I had promised to visit a couple of friends who look after many abandoned animals and also run a catering business. I needed to return their dabbas and also talk to them about how to raise funds to stock up on cat food. At least, that is how I justified the trip. It takes me ten minutes to drive the 5 km to their house. For half the distance, everything was shut. Then in Ecoxim, all the grocery shops are open, the temple is open and life is normal. It was a relief to see the bustle while of course, the rational side of me wondered at their foolhardiness.

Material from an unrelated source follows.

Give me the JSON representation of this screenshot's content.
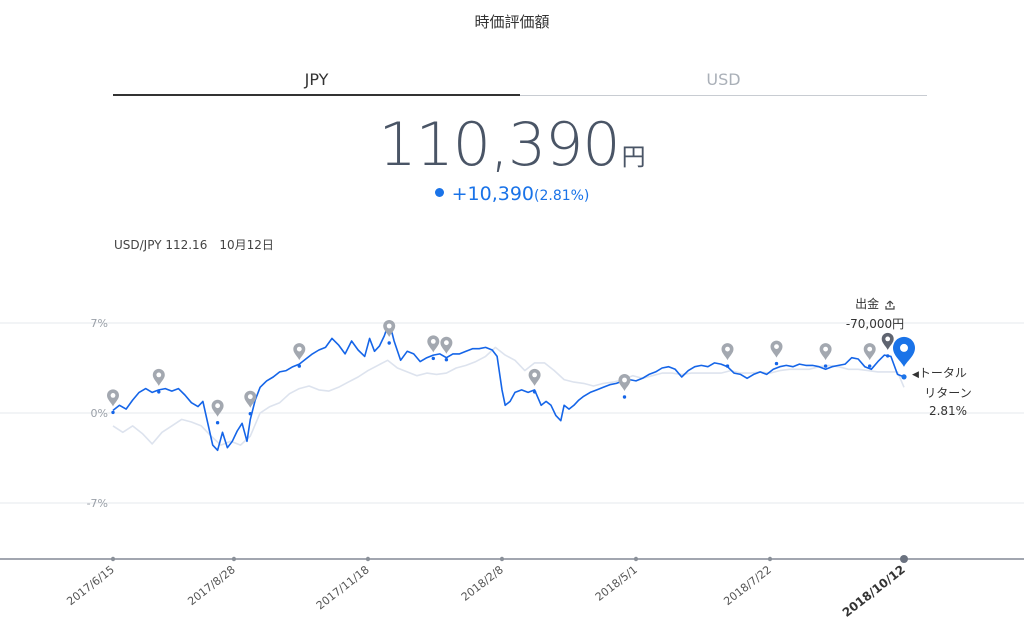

After dinner I got home and I absolutely could not sleep. Was it the coffee that I had had in the evening or was it anxiety? I listened to new meditations on Insight Timer. Very calming and helpful - basically reminding me to breathe. I realised then that I had been taking very shallow breaths for much of the day. And I was very stupid to go visit so many people, however good my reasons were. No more of this. Evening walks yes - but it is enough to smile at people from a distance. No need to go to their houses.
As I lay there, trying to breathe deeply, I could hear the sound of some animal walking on the tin roof of the shed next to my room. A cat? A civet cat? Monitor lizard? Or just maybe the leopard that is supposed to live nearby? With all this quiet, maybe they were beginning to come out? From there it is but a step to going through all possible apocalypse scenarios - one of the perils of reading AND having a vivid imagination!
Thankfully I seem to have fallen asleep during those ruminations and woke up to a sound I couldn’t quite place. The sound of the fan is so loud and this noise is just behind it. Was it thunder? Or planes taking off? Fighter jets bombarding us and wiping us out before the virus does… And I slept on.
A cloudy sky when I woke up - so it was probably thunder. Or my imagination. Breathe. Deeply.
1 comment:
Obviously you love people, in spite of all your assertions to the contrary!!
Well written account of an ordinary day in extraordinary times.